In Salzburg werden ca. 960 Personen zuhause von zumeist ausländischen Personenbetreuer/innen (FG 127) zu Hause gepflegt. Aufgrund der Corona bedingten Grenzkontrollen und Testvorgaben sind die Kosten für Transport, Unterkunft und Tests sind je nach Herkunftsland unterschiedlich stark gestiegen und belaufen sich je nach Land bis zu ca. 300 EUR. Der Rücktransport schlägt mit bis zu EUR 100 zu Buche. Da viele 24h Betreuer/innen weniger als 1.000 EUR verdienen, werden sie diese Kosten kaum tragen können. Auch für die zu pflegenden Personen sind diese Zusatzkosten nicht zumutbar. Ein Wegfall dieser Arbeitskräfte wäre kaum kompensierbar. Somit müssten in der Regel Familienmitglieder die Pflege daheim übernehmen. Damit würden Arbeitskräfte, die anderswo gebraucht werden, ausfallen, und der Wirtschaft ein weiterer Schaden erwachsen.

Haftungsfragen und Rücktransport sind noch zu klären

Einen Zug bspw. von Rumänien nach Österreich fahren zu lassen reicht nicht. Völlig unklar ist noch das Prozedere des Rücktransports. Auch das muss von einer zentralen Stelle aus, unter Einbindung der Agenturen koordiniert werden. Wenn keine Agentur vorhanden ist, soll diese Koordinierungsstelle auch für betroffene Familien/zu pflegende Personen ihre Services anbieten.

Auch die Haftungsfrage muss geklärt werden. Was passiert, wenn ein/e 24h Betreuer/innen trotz Test eine zu pflegende Person oder umgekehrt mit Corona ansteckt? Wer haftet für etwaige Schadensersatzansprüche?

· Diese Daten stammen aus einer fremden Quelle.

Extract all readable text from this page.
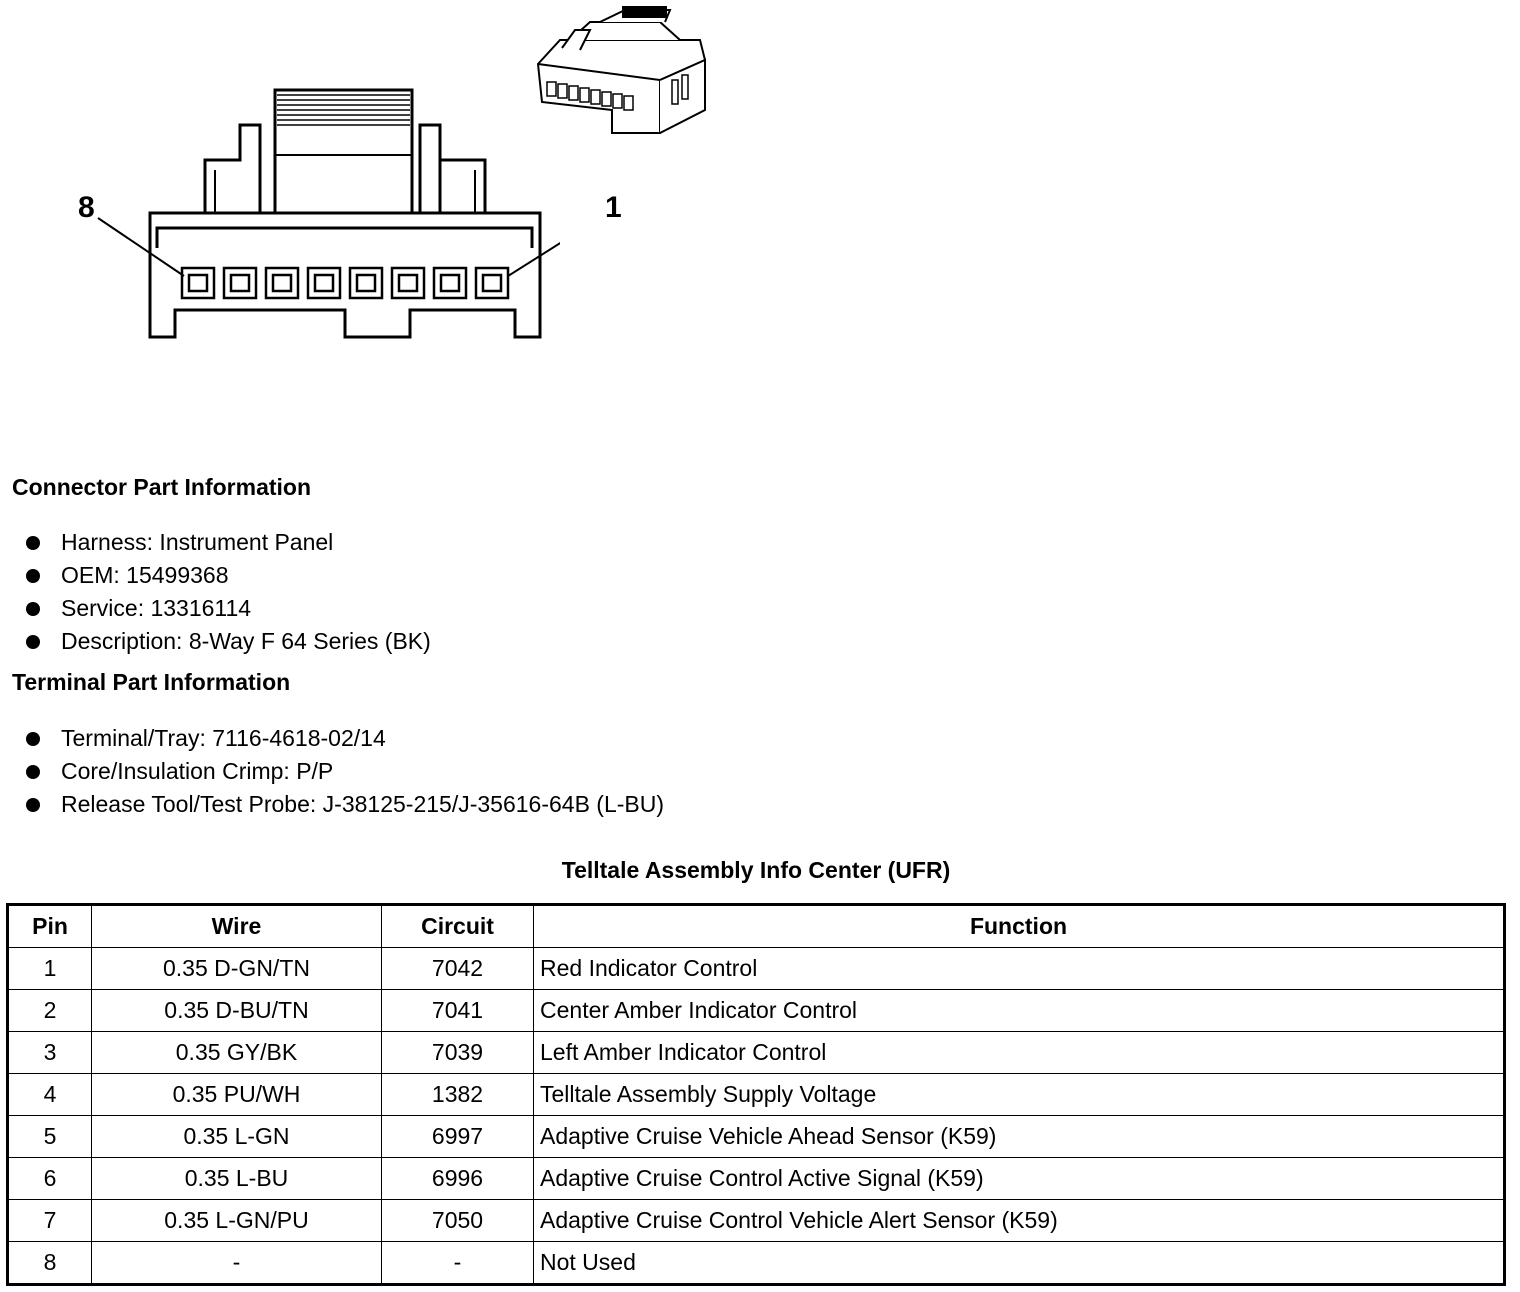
8	1
Connector Part Information
Harness: Instrument Panel
OEM: 15499368
Service: 13316114
Description: 8-Way F 64 Series (BK)
Terminal Part Information
Terminal/Tray: 7116-4618-02/14
Core/Insulation Crimp: P/P
Release Tool/Test Probe: J-38125-215/J-35616-64B (L-BU)
Telltale Assembly Info Center (UFR)
Pin	Wire	Circuit	Function
1	0.35 D-GN/TN	7042	Red Indicator Control
2	0.35 D-BU/TN	7041	Center Amber Indicator Control
3	0.35 GY/BK	7039	Left Amber Indicator Control
4	0.35 PU/WH	1382	Telltale Assembly Supply Voltage
5	0.35 L-GN	6997	Adaptive Cruise Vehicle Ahead Sensor (K59)
6	0.35 L-BU	6996	Adaptive Cruise Control Active Signal (K59)
7	0.35 L-GN/PU	7050	Adaptive Cruise Control Vehicle Alert Sensor (K59)
8	-	-	Not Used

Das könnten im Fall des Falles zu existenziellen Fragen für die Agenturen, zu pflegende Personen oder die Personenbetreuer/innen werden.

 „Ausschluss von Pflegekräften“ von Härtefallfonds muss beendet werden

Noch immer sind im Antragsformular des Härtefonds „Steuernummer“ und „Österr. Bankverbindung“ Pflichtfelder. Viele ausländischen Personenbetreuer haben keine Steuernummer, da sie unter 11.000 EUR/jährlich verdienen. Auch ein österreichisches Bankkonto ist oft nicht vorhanden. Durch die Vorgaben des Finanzministeriums können viele Personenbetreuer NICHT um Härtefondsgelder ansuchen. Wir wollen daher, dass diese Knock-Out-Kriterien entfernt werden.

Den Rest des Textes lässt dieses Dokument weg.